Riser could call McAllister “soft on Obamacare,” and use his decidedly squishy position on it to question his seriousness on policy. But there’s a problem; namely, that while better than two-thirds of the district is voting conservative, the one-third which pulled the lever for Democrats or third parties could be what decides the race. And by staking out a position too far to the right even on Obamacare, Riser could marginalize himself.
Another item Riser can and should use is the fact McAllister was late filing campaign finance reports before Saturday’s primary…
But, while [McAllister challenged] the integrity of incumbent politicans in Washington and Baton Rouge, Riser reiterated the importance of timely campaign finance reports.
As of Saturday, McAllister’s filings hadn’t shown up on the Federal Elections Commission website. Riser said the delay in “any other candidate’s” filing should be questioned. Calls and emails to the McAllister campaign on the issue were not returned.

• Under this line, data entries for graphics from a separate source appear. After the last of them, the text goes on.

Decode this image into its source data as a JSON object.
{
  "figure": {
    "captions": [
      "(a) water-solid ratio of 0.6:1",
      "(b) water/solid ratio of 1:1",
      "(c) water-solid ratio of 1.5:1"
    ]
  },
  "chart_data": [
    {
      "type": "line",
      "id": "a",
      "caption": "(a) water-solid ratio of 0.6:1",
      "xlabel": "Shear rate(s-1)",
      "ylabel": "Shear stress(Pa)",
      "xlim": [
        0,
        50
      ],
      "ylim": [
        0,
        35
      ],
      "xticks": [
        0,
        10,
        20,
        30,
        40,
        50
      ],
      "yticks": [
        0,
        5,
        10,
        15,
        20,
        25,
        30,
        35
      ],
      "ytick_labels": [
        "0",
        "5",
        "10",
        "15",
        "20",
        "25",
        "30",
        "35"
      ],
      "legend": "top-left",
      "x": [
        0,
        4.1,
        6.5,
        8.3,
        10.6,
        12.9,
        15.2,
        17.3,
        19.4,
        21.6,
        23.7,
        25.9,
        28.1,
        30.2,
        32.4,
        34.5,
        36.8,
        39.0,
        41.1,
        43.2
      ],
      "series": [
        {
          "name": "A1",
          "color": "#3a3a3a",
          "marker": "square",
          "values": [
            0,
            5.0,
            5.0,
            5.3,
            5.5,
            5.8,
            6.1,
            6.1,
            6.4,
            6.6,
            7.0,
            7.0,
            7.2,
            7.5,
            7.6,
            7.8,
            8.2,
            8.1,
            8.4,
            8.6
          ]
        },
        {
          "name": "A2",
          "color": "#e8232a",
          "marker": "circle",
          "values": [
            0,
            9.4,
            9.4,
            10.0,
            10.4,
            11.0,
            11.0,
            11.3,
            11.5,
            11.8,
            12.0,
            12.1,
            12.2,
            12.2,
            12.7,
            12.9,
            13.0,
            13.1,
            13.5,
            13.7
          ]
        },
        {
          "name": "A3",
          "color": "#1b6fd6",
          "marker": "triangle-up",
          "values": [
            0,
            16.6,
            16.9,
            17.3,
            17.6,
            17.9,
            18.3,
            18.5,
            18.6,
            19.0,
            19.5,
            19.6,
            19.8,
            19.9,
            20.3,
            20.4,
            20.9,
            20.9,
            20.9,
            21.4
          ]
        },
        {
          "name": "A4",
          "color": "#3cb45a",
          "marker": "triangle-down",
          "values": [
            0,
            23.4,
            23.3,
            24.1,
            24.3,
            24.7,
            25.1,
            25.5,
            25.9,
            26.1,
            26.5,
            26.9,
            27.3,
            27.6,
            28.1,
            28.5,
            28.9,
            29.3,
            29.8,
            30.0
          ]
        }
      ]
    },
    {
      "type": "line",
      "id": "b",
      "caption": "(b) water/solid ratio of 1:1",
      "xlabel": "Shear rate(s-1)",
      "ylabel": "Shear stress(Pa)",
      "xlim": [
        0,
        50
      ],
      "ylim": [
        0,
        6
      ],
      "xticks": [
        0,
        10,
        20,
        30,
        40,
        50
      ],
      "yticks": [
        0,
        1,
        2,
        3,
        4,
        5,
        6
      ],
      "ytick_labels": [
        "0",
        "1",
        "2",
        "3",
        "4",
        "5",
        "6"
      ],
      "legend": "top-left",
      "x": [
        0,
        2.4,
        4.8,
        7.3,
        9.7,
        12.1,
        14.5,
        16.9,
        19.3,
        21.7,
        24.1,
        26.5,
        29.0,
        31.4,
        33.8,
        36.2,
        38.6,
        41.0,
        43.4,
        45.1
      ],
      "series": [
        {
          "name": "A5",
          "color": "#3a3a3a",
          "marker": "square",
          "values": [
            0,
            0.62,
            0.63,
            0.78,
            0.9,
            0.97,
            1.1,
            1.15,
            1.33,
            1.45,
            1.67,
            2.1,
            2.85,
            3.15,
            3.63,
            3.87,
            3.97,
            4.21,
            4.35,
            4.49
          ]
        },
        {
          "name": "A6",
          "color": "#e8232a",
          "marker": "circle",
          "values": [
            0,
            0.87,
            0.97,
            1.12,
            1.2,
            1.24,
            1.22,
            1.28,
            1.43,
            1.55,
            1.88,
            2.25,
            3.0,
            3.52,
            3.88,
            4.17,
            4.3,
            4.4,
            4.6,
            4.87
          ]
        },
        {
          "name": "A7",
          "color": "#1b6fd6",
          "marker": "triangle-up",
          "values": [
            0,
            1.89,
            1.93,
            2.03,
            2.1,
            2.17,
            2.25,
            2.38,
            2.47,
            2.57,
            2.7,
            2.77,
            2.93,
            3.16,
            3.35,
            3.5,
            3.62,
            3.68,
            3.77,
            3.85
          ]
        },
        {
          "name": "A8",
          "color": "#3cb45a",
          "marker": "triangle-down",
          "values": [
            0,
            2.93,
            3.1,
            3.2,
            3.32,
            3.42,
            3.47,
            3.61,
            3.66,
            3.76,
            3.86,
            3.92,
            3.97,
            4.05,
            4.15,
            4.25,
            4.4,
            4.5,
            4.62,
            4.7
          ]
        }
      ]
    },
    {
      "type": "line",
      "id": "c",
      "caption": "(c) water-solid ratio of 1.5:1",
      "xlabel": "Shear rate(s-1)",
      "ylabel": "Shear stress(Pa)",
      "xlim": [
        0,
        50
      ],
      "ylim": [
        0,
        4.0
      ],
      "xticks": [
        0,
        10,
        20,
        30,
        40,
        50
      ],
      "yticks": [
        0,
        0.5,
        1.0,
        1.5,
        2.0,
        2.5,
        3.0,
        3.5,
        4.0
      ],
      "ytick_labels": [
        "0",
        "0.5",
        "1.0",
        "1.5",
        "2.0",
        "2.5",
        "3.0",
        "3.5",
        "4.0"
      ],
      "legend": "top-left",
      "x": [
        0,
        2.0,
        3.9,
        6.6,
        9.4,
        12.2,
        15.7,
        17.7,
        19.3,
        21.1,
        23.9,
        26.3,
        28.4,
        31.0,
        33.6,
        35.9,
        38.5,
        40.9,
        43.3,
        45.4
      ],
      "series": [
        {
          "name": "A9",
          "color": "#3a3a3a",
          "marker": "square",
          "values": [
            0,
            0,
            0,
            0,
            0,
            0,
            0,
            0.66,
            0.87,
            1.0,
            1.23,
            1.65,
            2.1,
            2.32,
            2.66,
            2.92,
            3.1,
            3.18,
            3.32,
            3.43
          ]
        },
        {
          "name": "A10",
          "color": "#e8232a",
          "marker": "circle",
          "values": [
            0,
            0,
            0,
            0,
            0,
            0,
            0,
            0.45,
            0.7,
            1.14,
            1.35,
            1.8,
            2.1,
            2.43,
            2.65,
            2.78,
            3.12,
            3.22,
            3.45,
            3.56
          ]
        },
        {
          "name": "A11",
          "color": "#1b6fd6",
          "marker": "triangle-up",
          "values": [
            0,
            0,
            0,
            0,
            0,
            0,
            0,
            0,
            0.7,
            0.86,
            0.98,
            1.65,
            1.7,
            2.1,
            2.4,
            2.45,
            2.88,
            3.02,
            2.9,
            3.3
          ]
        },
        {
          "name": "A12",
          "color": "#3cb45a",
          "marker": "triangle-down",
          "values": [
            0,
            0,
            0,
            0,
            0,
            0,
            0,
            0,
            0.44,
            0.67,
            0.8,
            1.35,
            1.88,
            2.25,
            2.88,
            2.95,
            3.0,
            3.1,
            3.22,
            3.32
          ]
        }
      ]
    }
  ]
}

If that filing isn’t remedied relatively early next week, Riser can and should cry foul and accuse McAllister of a lack of transparency.
To which McAllister would likely respond by bringing up the Jindal-Alexander bargain accusation.
This being a Republican-on-Republican fight in which scant differences can be found along ideological lines, it’s likely to be a nasty and personal contest from here on in. Let’s hope we’re spared that and the runoff campaign is illuminating rather than distasteful.